RAYMUNDO
SILVEIRA
MASSAPÊ-CE = 1944
A Aula
—
Você aí.
—
Eu?
—
Sim você mesmo que estava cochilando.
—
Pois não. Desculpe-me, Professor.
—
O que foi que acabei de dizer?
—
O senhor falava sobre o idealismo absoluto de Kant e o idealismo fenomênico de Hegel.
—
E o senhor não acha isto importante? Prefere se curvar sobre a mesa e fingir que
estava dormindo?
—
Peço desculpas, Professor, mas o senhor inverteu os postulados dos filósofos
alemães. Por isto preferi disfarçar a fim de evitar escutar um equívoco ou vir a
ter de cometer a insolência de corrigi-lo.
—
O senhor fique de pé e explique para toda a classe qual foi o equívoco que eu cometi.
—
Bem, já que o senhor mesmo me constrange a falar aquilo que eu queria evitar,
na verdade, o idealismo fenomênico de Kant alcança logicamente o seu vértice metafísico.
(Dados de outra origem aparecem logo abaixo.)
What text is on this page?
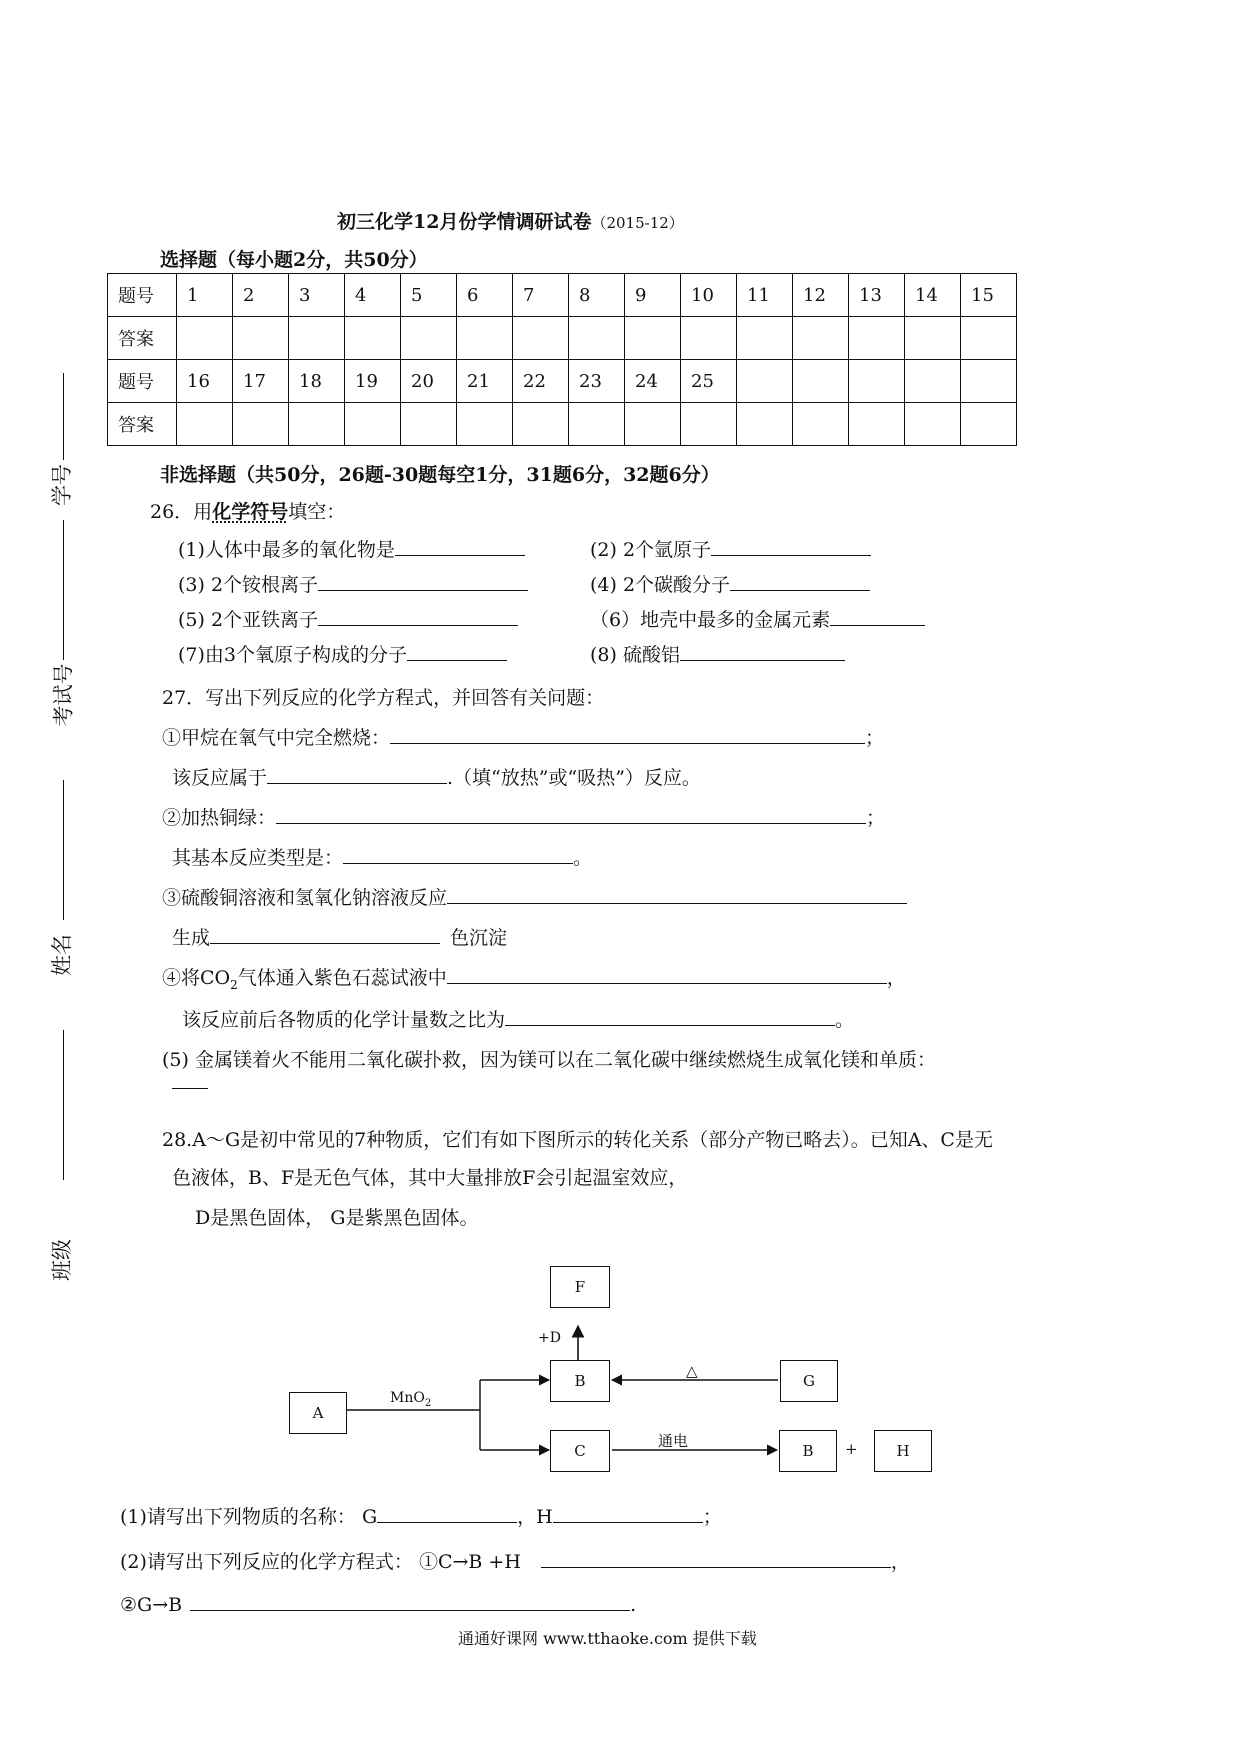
初三化学12月份学情调研试卷（2015-12）
选择题（每小题2分，共50分）
题号	1	2	3	4	5	6	7	8	9	10	11	12	13	14	15
答案															
题号	16	17	18	19	20	21	22	23	24	25					
答案															
学号
考试号
姓名
班级
非选择题（共50分，26题-30题每空1分，31题6分，32题6分）
26．用化学符号填空：
(1)人体中最多的氧化物是	(2) 2个氩原子
(3) 2个铵根离子	(4) 2个碳酸分子
(5) 2个亚铁离子	（6）地壳中最多的金属元素
(7)由3个氧原子构成的分子	(8) 硫酸铝
27．写出下列反应的化学方程式，并回答有关问题：
①甲烷在氧气中完全燃烧：	；
该反应属于	.（填“放热”或“吸热”）反应。
②加热铜绿：	；
其基本反应类型是：	。
③硫酸铜溶液和氢氧化钠溶液反应
生成	色沉淀
④将$CO_2$气体通入紫色石蕊试液中	，
该反应前后各物质的化学计量数之比为	。
(5) 金属镁着火不能用二氧化碳扑救，因为镁可以在二氧化碳中继续燃烧生成氧化镁和单质：
28.A～G是初中常见的7种物质，它们有如下图所示的转化关系（部分产物已略去）。已知A、C是无
色液体，B、F是无色气体，其中大量排放F会引起温室效应，
D是黑色固体， G是紫黑色固体。
F
B	G
A
C	B	H
+D
MnO$_2$
△
通电	+
(1)请写出下列物质的名称： G	，H	；
(2)请写出下列反应的化学方程式： ①C→B +H	，
②G→B	.
通通好课网 www.tthaoke.com 提供下载
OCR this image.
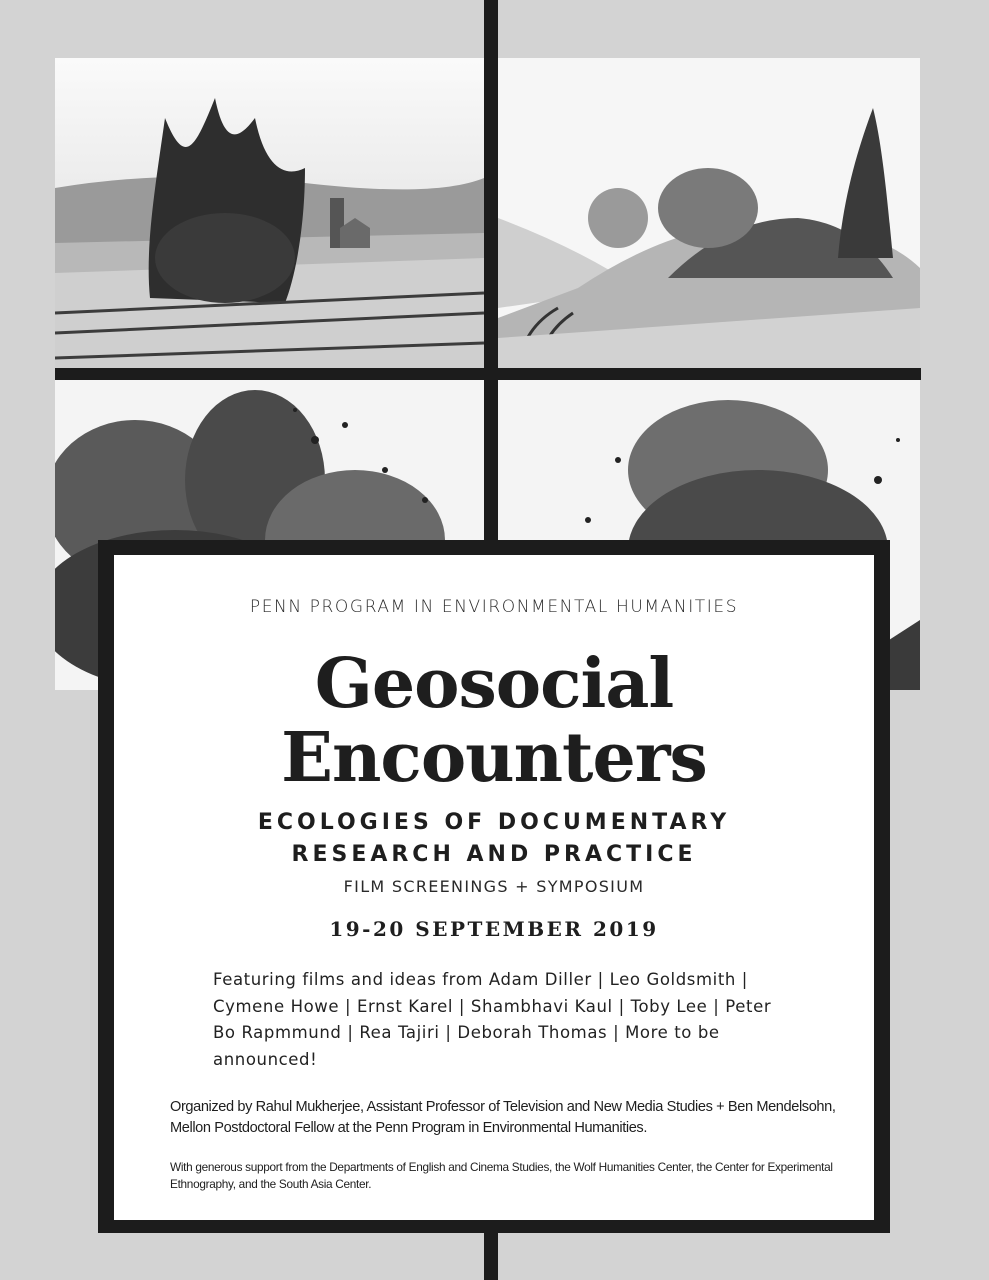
PENN PROGRAM IN ENVIRONMENTAL HUMANITIES
Geosocial
Encounters
ECOLOGIES OF DOCUMENTARY
RESEARCH AND PRACTICE
FILM SCREENINGS + SYMPOSIUM
19-20 SEPTEMBER 2019
Featuring films and ideas from Adam Diller | Leo Goldsmith | Cymene Howe | Ernst Karel | Shambhavi Kaul | Toby Lee | Peter Bo Rapmmund | Rea Tajiri | Deborah Thomas | More to be announced!
Organized by Rahul Mukherjee, Assistant Professor of Television and New Media Studies + Ben Mendelsohn, Mellon Postdoctoral Fellow at the Penn Program in Environmental Humanities.
With generous support from the Departments of English and Cinema Studies, the Wolf Humanities Center, the Center for Experimental Ethnography, and the South Asia Center.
Em Hegel, ao contrário do que o senhor acabou de afirmar, há toda uma fidelidade
aos aspectos históricos do romantismo. Hegel concebe a realidade como uma
evolução no sentido do "vir a ser" a qual ele racionaliza elevando a
sua proposição a um pretenso status dialético.
Se
naquele instante caísse uma pena no chão da sala de aulas se escutaria um estrondo.
—
É verdade. Eu me enganei. Quem pede desculpas sou eu. Qual é mesmo o seu nome?
—
Manuel da Conceição da Silva Pereira, Professor.
—
Manuel, muito obrigado. Mas vou lhe dar um conselho. Cuidado para não reprisar
este episódio diante de outros professores. A maioria não é tão tolerante quanto
eu. Certamente interpretaria as suas palavras como uma ousadia ou tentativa de
humilhação.
—
Peço desculpas mais uma vez, Professor, porém quando fui interpelado estava
quase dormitando. Só falei porque o senhor assim o ordenou.
—
Boa noite e até a próxima aula.
—
Senhor Manuel da Conceição da Silva Pereira, já que o senhor é tão sabido, explique
para mim e para os seus colegas em que consiste, essencialmente, o pensamento
niilista de Schopenhauer e quais as suas próprias reflexões a respeito das
idéias dele.
—
Não sou tão sabido, Professor. Apenas gosto de ler e não posso evitar que aquilo
que incorporo à minha memória e ao meu raciocínio seja apagado no meu cérebro
como se fosse um programa de computador passível de ser deletado.
—
Dispenso as suas ironias. Responda ao que lhe perguntei.
—
Bem, o niilismo – ou pessimismo, como queiram – típico de Schopenhauer poderia
ser resumido na seguinte premissa: quem deseja, sofre; quem vive deseja, logo a
vida é dor.
—
Para o senhor toda a filosofia de Schopenhauer está contida nesta simples sentença?
—
Absolutamente não, Professor. Quis apenas ser conciso a fim de não estorvar o
bom andamento da aula.
—
O senhor não estorva, pelo contrário. Todos estamos ansiosos para ouvir tão sábio
filósofo.
—
Não sou sábio filósofo, professor, como disse...
—
Chega! Fale mais sobre Schopenhauer. O que ele quis dizer quando interrogou:
"Por que há simplesmente o ente e não antes o nada?"
—
Este pensamento é de Martin Heidegger, Professor, não de Schopenhauer. E, pelo
que eu saiba, não se trata exatamente de uma interrogação. Ele quis se referir...
—
Basta, seu insolente! As minhas aulas o senhor não freqüentará mais. Retire-se agora
mesmo da sala de aulas.
—
Retiro-me, sim, Professor. Mas não porque o senhor está ordenando, pois não há
nenhum artigo no regimento desta escola que me obrigue a cumprir tal determinação.
Retiro-me porque, infelizmente, sou obrigado a viver num país onde a educação é
tratada com a mesma importância que é dada à coleta do lixo. Retiro-me porque
me recuso a desaprender o que aprendi estudando com grande dificuldade enquanto
o senhor talvez estivesse a caçar apenas um diploma para tentar ganhar dinheiro
com facilidade. Retiro-me, enfim, para evitar que o senhor seja humilhado a cada
vez que abre a boca para falar bobagens. Passar bem.